Members of the Service Employees International Union (SEIU), the nation's largest union of nurses and other healthcare professionals, will ask the hospital association to advise its members to obey the new law and protect patients instead of making excuses about how they won't be able to comply with the law.

They will also announce SEIU's plan to grade hospitals on their readiness between now and January 1, 2004, the day the safe staffing law goes into effect.

"The time for comments is over, and the countdown to safe ratios begins today," said Luisa Blue, RN, president of the SEIU Nurse Alliance. "The public needs to know that the hospital industry's excuses about why they can't follow the law continues to put patients at risk."

Over the past four years, members of the California Healthcare Association have complained about the state's attempts to set safer staffing ratios, citing a nursing shortage. CHA alleges that hospitals or hospital units will be forced to close, and that patients will be turned away. Yet, Kaiser Permanente, America's largest not-for-profit healthcare provider, has already begun hiring more nurses to meet the safer ratios by January.

"I'm tired of the hospital industry's excuses," said Debbie Pendergraft, RN at Pomona Valley Hospital Medical Center. "There's not a shortage of nurses. There's a shortage of nurses who want to work under these conditions.

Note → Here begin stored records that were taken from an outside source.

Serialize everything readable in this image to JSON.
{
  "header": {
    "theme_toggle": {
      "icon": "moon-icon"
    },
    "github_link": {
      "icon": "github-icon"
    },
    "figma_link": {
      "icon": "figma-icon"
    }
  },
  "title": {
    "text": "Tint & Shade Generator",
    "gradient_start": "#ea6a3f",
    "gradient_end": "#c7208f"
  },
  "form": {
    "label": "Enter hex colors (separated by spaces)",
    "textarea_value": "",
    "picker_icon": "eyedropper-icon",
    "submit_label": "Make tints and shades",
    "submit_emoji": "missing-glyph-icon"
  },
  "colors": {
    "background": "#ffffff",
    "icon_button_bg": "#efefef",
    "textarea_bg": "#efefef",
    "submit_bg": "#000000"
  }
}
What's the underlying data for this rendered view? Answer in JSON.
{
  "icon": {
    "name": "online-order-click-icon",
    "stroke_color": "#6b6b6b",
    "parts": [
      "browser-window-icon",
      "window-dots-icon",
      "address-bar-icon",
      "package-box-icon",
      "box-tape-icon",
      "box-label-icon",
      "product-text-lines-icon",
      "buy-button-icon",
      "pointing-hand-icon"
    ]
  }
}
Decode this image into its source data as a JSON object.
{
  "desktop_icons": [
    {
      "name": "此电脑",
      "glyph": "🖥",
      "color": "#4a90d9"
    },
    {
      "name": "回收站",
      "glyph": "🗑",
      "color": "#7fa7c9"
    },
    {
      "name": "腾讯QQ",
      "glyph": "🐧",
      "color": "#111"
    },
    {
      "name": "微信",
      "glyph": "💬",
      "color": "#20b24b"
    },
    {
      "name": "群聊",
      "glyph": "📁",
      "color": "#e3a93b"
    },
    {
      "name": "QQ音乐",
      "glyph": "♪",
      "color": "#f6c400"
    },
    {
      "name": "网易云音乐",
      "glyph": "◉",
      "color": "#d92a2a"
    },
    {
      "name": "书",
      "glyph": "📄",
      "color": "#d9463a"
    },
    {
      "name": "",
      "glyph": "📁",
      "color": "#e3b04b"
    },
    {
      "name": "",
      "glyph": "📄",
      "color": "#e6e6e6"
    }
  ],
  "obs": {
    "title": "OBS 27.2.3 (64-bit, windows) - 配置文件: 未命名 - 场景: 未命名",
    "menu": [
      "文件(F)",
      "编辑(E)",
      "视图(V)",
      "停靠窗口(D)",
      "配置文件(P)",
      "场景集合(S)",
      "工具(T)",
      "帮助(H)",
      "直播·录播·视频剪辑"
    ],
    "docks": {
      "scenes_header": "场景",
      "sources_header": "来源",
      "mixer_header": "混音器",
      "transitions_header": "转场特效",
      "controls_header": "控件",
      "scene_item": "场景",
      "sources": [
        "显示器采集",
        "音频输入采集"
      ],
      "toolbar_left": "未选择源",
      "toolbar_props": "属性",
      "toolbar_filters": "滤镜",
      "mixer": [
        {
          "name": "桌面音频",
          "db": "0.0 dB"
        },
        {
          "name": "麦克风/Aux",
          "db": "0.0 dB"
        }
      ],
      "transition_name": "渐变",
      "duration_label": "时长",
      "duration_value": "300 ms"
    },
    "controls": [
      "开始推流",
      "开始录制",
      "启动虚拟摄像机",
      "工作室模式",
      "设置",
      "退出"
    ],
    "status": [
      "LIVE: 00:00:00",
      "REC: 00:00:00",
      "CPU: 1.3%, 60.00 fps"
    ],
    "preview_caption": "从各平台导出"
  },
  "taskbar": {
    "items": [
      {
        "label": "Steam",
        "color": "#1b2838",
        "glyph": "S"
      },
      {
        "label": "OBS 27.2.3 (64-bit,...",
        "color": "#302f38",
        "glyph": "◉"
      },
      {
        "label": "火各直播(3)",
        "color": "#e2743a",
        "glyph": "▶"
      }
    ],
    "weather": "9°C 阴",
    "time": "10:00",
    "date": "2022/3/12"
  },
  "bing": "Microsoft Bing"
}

We need to start working together now to staff up so we're ready in January."

Of the nearly 2.7 million registered nurses in America today, only 1.3 million are practicing in hospitals. Nurses assert that the new staffing ratios will help bring that other half back into hospital nursing and attract young people to the profession.

The Service Employees International Union (SEIU) is the nation's largest union for nurses and other health care professionals. More than 755,000 health care professionals, including 110,000 nurses, are SEIU members nationwide.